LATIDO: DE LA RECESIÓN A LA CRISIS EN PRIMERA PERSONA

Tiempo de lectura: 9 minutos

I. El sueño de los héroes

Visitar un kiosco de revistas a fines de los noventa todavía era una aventura fascinante. En un mundo en el que las revistas impresas aún resultaban atractivas, y hasta conservaban cierta relevancia en el debate público, la excursión hasta la esquina del cruce de avenidas para ver qué había salido era una puerta de entrada a un universo de maravillas: revistas temáticas, revistas importadas, publicaciones nacionales consagradas, publicaciones nuevas que buscaban su espacio en ese universo abigarrado y saturado de impresos, libros, fascículos, cds, dvds. Y detrás de todo aquello, una industria que todavía parecía próspera, con profesionales bien remunerados, equipos de investigación, redacciones sólidas y reconocimiento social de la labor periodística. “Nos aplaudían por la calle, éramos héroes”, dijo hace poco Marcelo Zlotogwiazda rememorando aquellos años en los que los medios gráficos parecían oficiar de fiscales de la república. Sin embargo, no siempre lo que refulge es el tesoro del rey; en la noche de El Dorado puede ocultarse un camión de frente. Y la Argentina del cambio de siglo transitaba una curva peligrosa. La recesión comenzaba a arreciar, la crisis preludiaba al estallido, y la irrupción de los medios digitales se preparaba para modificar de una vez y para siempre el modelo de negocios. 

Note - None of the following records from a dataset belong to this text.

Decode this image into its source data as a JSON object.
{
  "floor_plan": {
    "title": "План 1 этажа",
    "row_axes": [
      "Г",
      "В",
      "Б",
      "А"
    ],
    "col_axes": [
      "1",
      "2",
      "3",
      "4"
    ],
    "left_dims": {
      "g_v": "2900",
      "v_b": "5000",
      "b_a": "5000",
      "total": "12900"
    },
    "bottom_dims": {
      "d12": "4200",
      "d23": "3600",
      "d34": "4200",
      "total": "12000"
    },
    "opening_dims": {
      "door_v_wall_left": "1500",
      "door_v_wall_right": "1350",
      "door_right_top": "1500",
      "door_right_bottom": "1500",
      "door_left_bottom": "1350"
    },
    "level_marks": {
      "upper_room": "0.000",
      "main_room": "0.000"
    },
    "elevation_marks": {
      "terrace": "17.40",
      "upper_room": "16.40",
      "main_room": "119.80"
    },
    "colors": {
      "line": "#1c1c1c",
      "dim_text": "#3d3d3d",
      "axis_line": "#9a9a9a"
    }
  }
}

II. En el nombre del padre

En julio de 1999, cuando salió el número I de revista Latido, ni los canillitas, ni los lectores, ni los editores parecían estar pensando en aquellos asuntos. Al contrario, aquel mensuario se incorporaba a un nutrido y variopinto conjunto de revistas que poblaban los kioscos de diarios tardomenemistas. Su director, Daniel Ulanovsky Sack, pensaba en un producto que fuera más allá de la agenda y se animara a aquellos temas que el periodismo todavía no trataba, o que abordaba solo tangencialmente: “Yo veía que se hablaba más de lo que pasaba que de lo que nos  pasaba. Entonces si hasta había una historia del mundo íntimo, me pregunté: ¿por qué no existía en la Argentina un periodismo del mundo íntimo? Había ahí un espacio que no veía reflejado en los medios; que no era política, internacionales, espectáculos o deportes. Las zonas no abordadas del ser humano como tal: los miedos, las pasiones, lo oscuro”. 

Visitar un kiosco de revistas a fines de los noventa todavía era una aventura fascinante.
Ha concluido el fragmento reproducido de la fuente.